Sammaan Capital Limited, an Indian financial services company, is embarking on a transformative journey, marked by a significant strategic investment and a clear roadmap for future growth. The company's Q2 FY26 earnings call highlighted a period of stabilization and strategic repositioning, with key financial metrics reflecting a positive shift despite ongoing transitions.
For Q2 FY26, Sammaan Capital reported a total revenue from operations of ₹2,250.60 Crore, a slight decrease from ₹2,422.49 Crore in Q2 FY25. However, the company turned a significant corner in profitability, reporting a Profit After Tax (PAT) of ₹308.47 Crore, a stark contrast to the loss of ₹2,760.72 Crore in Q2 FY25. This turnaround underscores the effectiveness of its consolidation efforts and the initial benefits of its strategic initiatives.
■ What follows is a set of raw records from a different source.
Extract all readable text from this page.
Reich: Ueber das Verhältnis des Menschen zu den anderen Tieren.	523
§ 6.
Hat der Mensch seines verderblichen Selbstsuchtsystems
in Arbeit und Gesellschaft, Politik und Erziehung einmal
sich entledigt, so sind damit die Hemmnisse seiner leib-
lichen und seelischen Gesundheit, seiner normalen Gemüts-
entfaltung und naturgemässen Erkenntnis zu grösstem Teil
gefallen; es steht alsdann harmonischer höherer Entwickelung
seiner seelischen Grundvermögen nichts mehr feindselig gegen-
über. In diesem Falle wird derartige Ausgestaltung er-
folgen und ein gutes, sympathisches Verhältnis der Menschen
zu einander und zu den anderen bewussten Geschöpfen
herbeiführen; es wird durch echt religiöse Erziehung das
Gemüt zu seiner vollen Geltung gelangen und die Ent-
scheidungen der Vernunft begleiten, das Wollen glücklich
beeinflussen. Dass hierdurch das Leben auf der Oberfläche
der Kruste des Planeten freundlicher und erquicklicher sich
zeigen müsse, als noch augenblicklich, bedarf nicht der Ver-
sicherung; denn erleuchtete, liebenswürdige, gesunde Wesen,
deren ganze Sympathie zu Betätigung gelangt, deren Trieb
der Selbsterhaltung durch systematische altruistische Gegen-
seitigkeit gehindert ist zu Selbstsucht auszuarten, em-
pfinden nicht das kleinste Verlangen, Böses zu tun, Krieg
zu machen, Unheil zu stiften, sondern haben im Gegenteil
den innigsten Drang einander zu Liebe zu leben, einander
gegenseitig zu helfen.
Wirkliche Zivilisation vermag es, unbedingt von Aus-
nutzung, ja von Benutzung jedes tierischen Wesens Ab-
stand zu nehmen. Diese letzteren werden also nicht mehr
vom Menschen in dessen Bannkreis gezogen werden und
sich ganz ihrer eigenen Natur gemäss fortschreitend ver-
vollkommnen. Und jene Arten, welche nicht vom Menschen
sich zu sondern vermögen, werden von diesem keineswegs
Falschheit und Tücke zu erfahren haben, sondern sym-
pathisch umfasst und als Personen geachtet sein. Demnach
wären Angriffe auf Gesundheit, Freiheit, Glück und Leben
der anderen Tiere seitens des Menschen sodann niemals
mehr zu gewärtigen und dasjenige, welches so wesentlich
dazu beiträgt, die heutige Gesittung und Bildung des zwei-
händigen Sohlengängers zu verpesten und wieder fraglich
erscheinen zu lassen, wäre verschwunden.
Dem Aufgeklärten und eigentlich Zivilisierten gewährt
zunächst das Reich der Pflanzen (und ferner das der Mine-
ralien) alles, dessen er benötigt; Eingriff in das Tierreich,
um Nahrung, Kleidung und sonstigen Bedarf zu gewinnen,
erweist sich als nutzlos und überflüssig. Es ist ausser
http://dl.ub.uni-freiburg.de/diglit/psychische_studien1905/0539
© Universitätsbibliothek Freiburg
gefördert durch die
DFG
Net Interest Income (NII) stood at ₹975 Crore, compared to ₹1,187 Crore in Q2 FY25, reflecting the ongoing shift in asset mix towards retail.
The most pivotal development for Sammaan Capital is the strategic investment by International Holding Company (IHC), an Abu Dhabi-based conglomerate and one of the Middle East's most valuable holding companies. IHC is infusing ₹8,850 Crore of primary capital to acquire a 41.2% stake, with a potential to increase its holding to 63.4% through an open offer. This substantial capital infusion is not just about financial strength; it also brings IHC's expertise in advanced digitization, process automation, and best-in-class IT infrastructure, promising significant synergies for Sammaan Capital.
This investment has already had an immediate positive impact on the company's borrowing profile. Sammaan Capital recently raised a $450 million 5-year bond at a 7.5% coupon rate, representing a 150-200 basis points tightening in price compared to previous transactions. Rating agencies like Moody's, ICRA, and CRISIL have placed the company on review for possible upgrades to AA, signaling increased market confidence. Management anticipates that a 200 bps reduction in the cost of funds could lead to a 50%+ increase in Profit After Tax, highlighting the profound financial leverage of this transformation.
On the asset side, Sammaan Capital is setting ambitious targets. The company aims to scale annual disbursals from ₹15,000 Crore to ₹35,000 Crore by FY27. This growth will be supported by widening product lines beyond traditional mortgages, evaluating new loan segments for low to mid-income customers, and leveraging its well-capitalized balance sheet. The company's 'eMortgage' initiative is at the forefront of its digital transformation, aiming for paperless loan fulfillment and anticipating that up to 60% of customers will come through this channel by the end of FY26. This end-to-end online loan fulfillment process, integrating digital KYC, banking, underwriting, and disbursal, is expected to significantly reduce cost-to-income and improve operational efficiency.
Sammaan Capital is also expanding its physical distribution network, with plans to increase its employee base from approximately 4,400 to over 17,000 and its branch network from 219 to 570 by FY2030. This dual approach of digital innovation and physical expansion is designed to maximize reach and customer engagement across India.
The company's asset quality remains robust, with Gross Stage 3 at 1.4% and Net Stage 3 at 0.8% in H1FY26, indicating effective risk management. Gearing has significantly improved, reducing from 8.2x in FY18 to 1.9x in Q2FY26, providing substantial headroom for future growth. Capital Adequacy stands strong at 34.8% in FY25.
Sammaan Capital is also proactively adapting to new co-lending regulations, which now include non-priority sectors and a reduced minimum retention ratio of 10%. This regulatory evolution is seen as a positive development, unlocking scalability and improving profitability through increased ticket sizes and operational cost amortization. The company is developing its own solutions and collaborating with fintech platforms to ensure a seamless transition to these new guidelines.
Sammaan Capital is poised for a new era of confident growth, driven by strategic capital, technological leverage, and a focused expansion strategy. The management team, which has demonstrated loyalty and resilience through past challenges, is now geared towards executing this growth roadmap. While near-term margin compression is expected due to the retailization of assets, the long-term benefits of reduced cost of funds and diversified, scalable operations are anticipated to drive significant value creation for all stakeholders. The company expects the transaction with IHC to conclude by March 31, 2026, setting the stage for accelerated growth in the coming fiscal years.